For sure, pure reason could not entirely solve this issue. In Scientific Man vs Power Politics, Hans Morgenthau observes that the Germans embraced Nazism and abandoned liberalism (which I presume is the better ideology) because it provided them a scapegoat for their sufferings. Did people learn from this in the future? Not necessarily. After all, it could be argued that new postmodern ideas have emerged as a challenge to liberalism. As a result, people in the West now hate themselves for things that others have done in the past.
Can we expect liberalism to win this fight again? Yes. But can we expect it to be challenged in the future? Yes. Can anyone guarantee the safe exchange of ideas? Not even a world government can do that, unless it is one that is as controlling as the current North Korean regime.

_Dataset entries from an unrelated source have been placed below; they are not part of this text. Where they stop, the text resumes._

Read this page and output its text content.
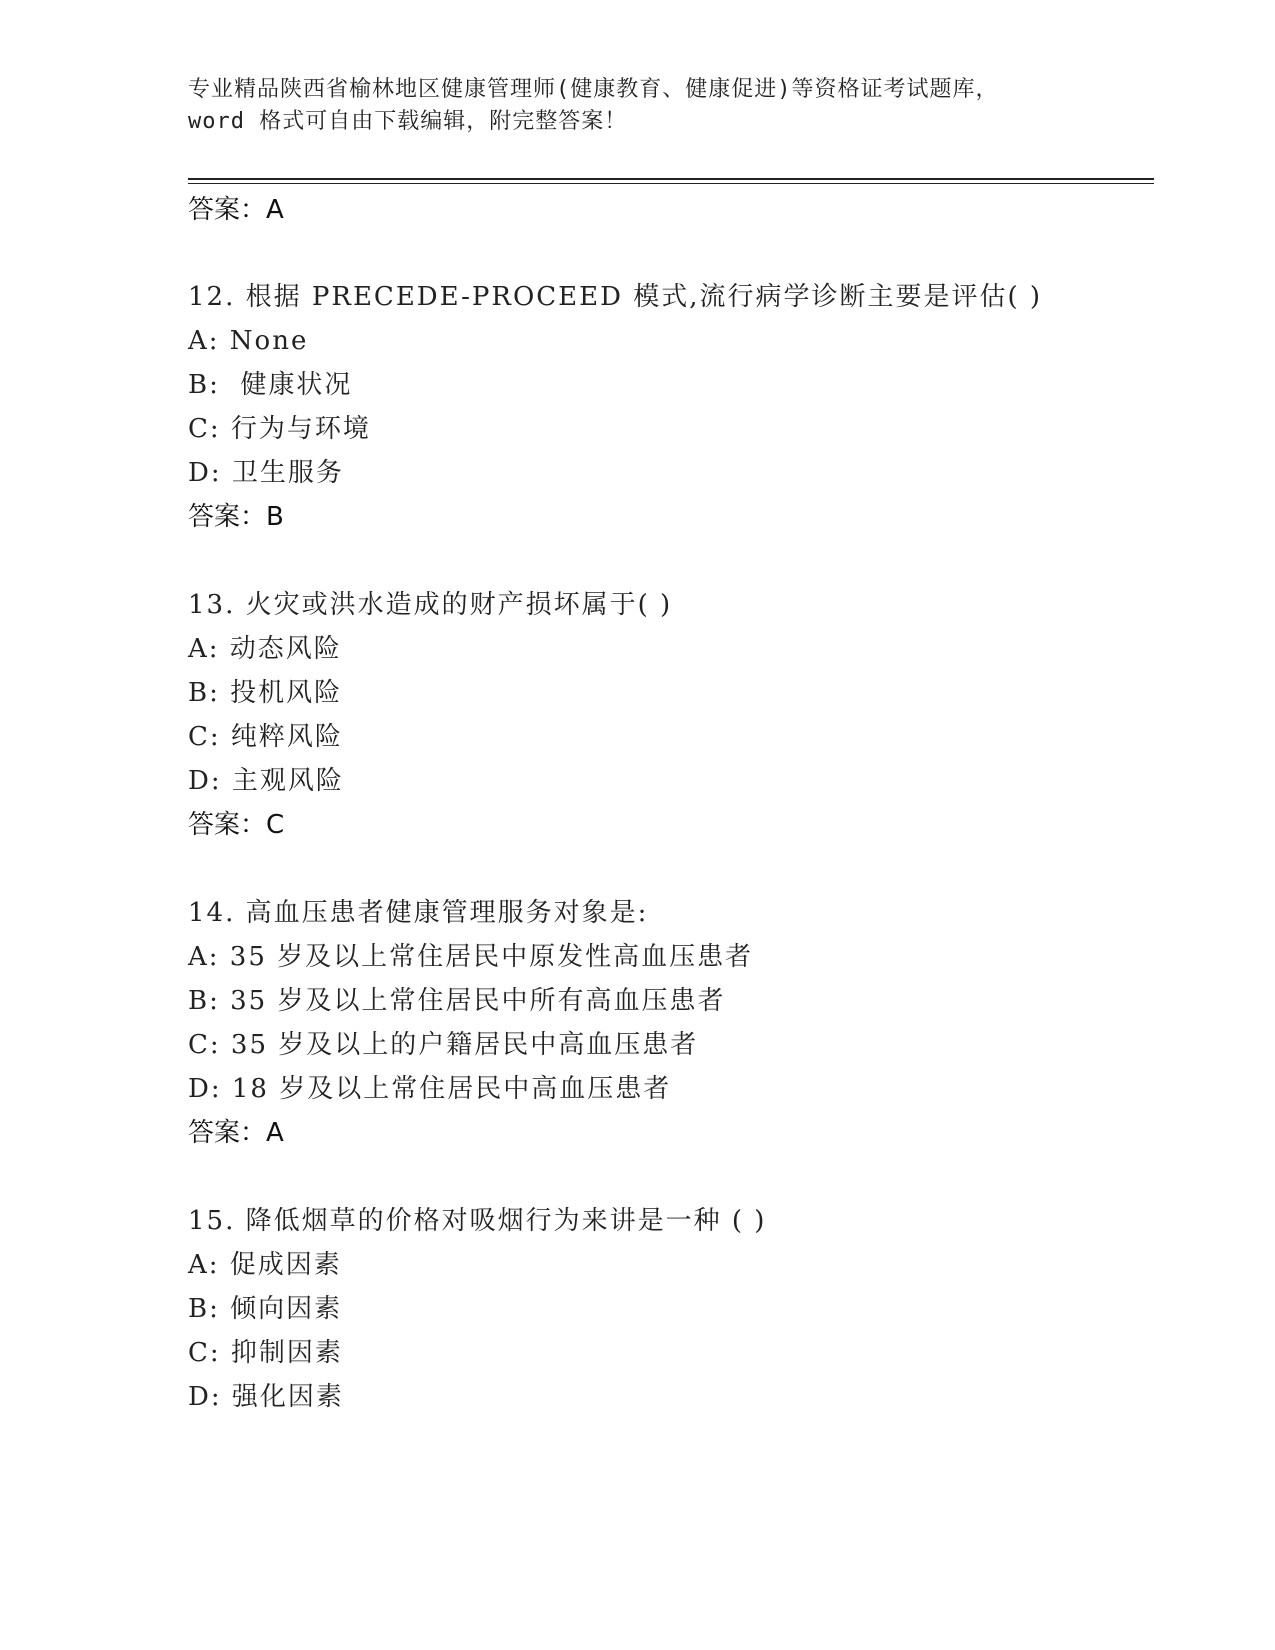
专业精品陕西省榆林地区健康管理师(健康教育、健康促进)等资格证考试题库，
word 格式可自由下载编辑，附完整答案！
答案：A
12. 根据 PRECEDE-PROCEED 模式,流行病学诊断主要是评估( )
A: None
B:  健康状况
C: 行为与环境
D: 卫生服务
答案：B
13. 火灾或洪水造成的财产损坏属于( )
A: 动态风险
B: 投机风险
C: 纯粹风险
D: 主观风险
答案：C
14. 高血压患者健康管理服务对象是:
A: 35 岁及以上常住居民中原发性高血压患者
B: 35 岁及以上常住居民中所有高血压患者
C: 35 岁及以上的户籍居民中高血压患者
D: 18 岁及以上常住居民中高血压患者
答案：A
15. 降低烟草的价格对吸烟行为来讲是一种 ( )
A: 促成因素
B: 倾向因素
C: 抑制因素
D: 强化因素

Structural realists would concede that a world government could sharply decrease armed conflict. However, the type of government is another thing that is worth mentioning. Immanuel Kant, a liberal, would have disagreed with the idea of a world government. He (correctly) thought that any regime could possibly turn into a tyranny. That is why other sovereign countries must exist in order to save the other country, or at least serve at other bastions of freedom. Liberals, therefore, argue that world peace can be attained without a world government.
Classical realists argue differently. They think that institutions, norms and cultures"let alone governments"do not seriously change the likelihood of conduct because it never changed human nature and its imperfections. And as such, while things are "better" today, there is always no guarantee for it to last of improve. The best approach to peace, therefore, is through guided action. That means prudence and moderation in both action and belief. It is, however, unrealistic to expect others to follow suit. So that unfortunately means that others can pose a danger or at least a serious liability to society. We must, therefore, have the the willingness to fight and the knowledge when to do so. A world utopia, on the other hand, already eradicates the need to fight. But given human nature, I fail to see how that is a possibility.
Of course, there is no reason to give up. That is one thing that you and I share. That is why we are discussing such a matter. Nevertheless, our means to a better society are rather different. You place more emphasis on institutions and "the right" forms of beliefs. I, on the other hand, think that people and leaders have thought that their own beliefs were always the right ones. Yet the likelihood of armed conflict has barely changed throughout the ages. They think about the implementation of ideas and institutions. Yet they failed on acknowledging the eternal, non-changeable elements of political life, particularly human nature.